Actrice, chanteuse, réalisatrice et productrice espagnole, Ana Belén (de son vrai nom María del Pilar Cuesta Acosta) est née en 1951 à Madrid. La jeune fille d’origine modeste souhaite étudier l’art dramatique et commence à se produire sur scène dès l’adolescence. Elle est rapidement repérée par les producteurs de cinéma qui l’emploient en vedette dans le film Zampo y yo (Luis Lucia, 1966), une comédie musicale inoffensive typique du cinéma franquiste. Dès lors, la jeune actrice va multiplier ses apparitions à la télévision dans des rôles d’ado pure et sensible. On peut l’admirer dans toute sa jeunesse dans le film Des Espagnoles à Paris (Roberto Bodegas, 1971).
Alors qu’elle tourne Morbo (Gonzalo Suárez, 1972), elle fait la rencontre de Víctor Manuel et les deux amants vont rapidement se marier. Comme Víctor Manuel est également musicien et chanteur, il pousse sa femme à passer à la chanson. Avec son aide, Ana Belén devient une véritable star de la chanson en Espagne, publiant de nombreux albums, à raison d’une galette par an jusqu’en 2019. Ce qui fait une sacrée discographie.
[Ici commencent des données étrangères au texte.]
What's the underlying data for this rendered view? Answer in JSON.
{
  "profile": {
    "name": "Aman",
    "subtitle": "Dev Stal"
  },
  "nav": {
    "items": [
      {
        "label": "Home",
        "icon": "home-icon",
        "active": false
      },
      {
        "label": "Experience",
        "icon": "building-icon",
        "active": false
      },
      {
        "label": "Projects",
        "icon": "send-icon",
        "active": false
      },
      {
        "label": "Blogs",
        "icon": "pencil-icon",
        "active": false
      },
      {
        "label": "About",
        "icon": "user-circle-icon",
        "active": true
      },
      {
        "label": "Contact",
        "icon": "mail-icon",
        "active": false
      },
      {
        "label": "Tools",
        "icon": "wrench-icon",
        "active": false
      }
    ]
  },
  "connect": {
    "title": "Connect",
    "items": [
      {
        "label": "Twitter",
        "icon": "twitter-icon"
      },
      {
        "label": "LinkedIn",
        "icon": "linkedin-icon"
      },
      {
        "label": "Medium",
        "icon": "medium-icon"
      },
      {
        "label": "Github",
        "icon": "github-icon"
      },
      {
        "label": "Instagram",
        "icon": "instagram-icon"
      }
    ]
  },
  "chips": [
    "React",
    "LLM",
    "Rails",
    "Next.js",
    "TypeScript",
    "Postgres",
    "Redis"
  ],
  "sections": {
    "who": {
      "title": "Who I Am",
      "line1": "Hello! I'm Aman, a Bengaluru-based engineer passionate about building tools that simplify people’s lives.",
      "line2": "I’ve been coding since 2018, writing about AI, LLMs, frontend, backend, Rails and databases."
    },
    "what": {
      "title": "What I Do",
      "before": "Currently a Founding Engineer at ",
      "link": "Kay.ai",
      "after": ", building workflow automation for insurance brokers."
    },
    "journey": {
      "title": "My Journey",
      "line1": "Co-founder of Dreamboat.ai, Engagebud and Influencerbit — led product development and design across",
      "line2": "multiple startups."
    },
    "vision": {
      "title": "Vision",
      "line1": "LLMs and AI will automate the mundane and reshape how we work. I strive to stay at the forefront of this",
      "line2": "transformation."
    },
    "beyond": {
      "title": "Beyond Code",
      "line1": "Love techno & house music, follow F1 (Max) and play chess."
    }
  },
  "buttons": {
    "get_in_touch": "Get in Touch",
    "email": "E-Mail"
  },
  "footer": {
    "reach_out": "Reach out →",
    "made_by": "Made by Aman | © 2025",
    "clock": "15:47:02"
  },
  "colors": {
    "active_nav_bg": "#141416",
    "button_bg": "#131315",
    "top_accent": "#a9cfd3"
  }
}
Parallèlement, elle continue une carrière au cinéma, mais en acceptant des films de plus en plus engagés et audacieux. Ainsi, on a pu la voir dans Tormento (Pedro Olea, 1974), La petición (Pilar Miró, 1976) et surtout La Créature (Eloy de la Iglesia, 1977) où elle ose jouer le rôle d’une femme qui tombe amoureuse de son chien. Si elle se consacre essentiellement à sa carrière de chanteuse, on a pu l’admirer à nouveau dans Démons dans le jardin (Manuel Gutiérrez Aragón, 1982), La ruche (Mario Camus, 1982), Sois infidèle avec le premier venu (Fernando Trueba, 1985) et La casa de Bernarda Alba (Mario Camus, 1987).
En 1991, Ana Belén passe même derrière la caméra pour un unique long métrage de fiction intitulé Cómo ser mujer y no morir en el intento (1991) avec en vedette Carmen Maura. En tant que simple actrice, elle se signale par la comédie L’amour nuit gravement à la santé (Manuel Gómez Pereira, 1996), La reine d’Espagne (Fernando Trueba, 2016) ou encore Islas (Marina Seresesky, 2025). Assurément une grande dame du divertissement espagnol, doublé d’une militante féministe très engagée.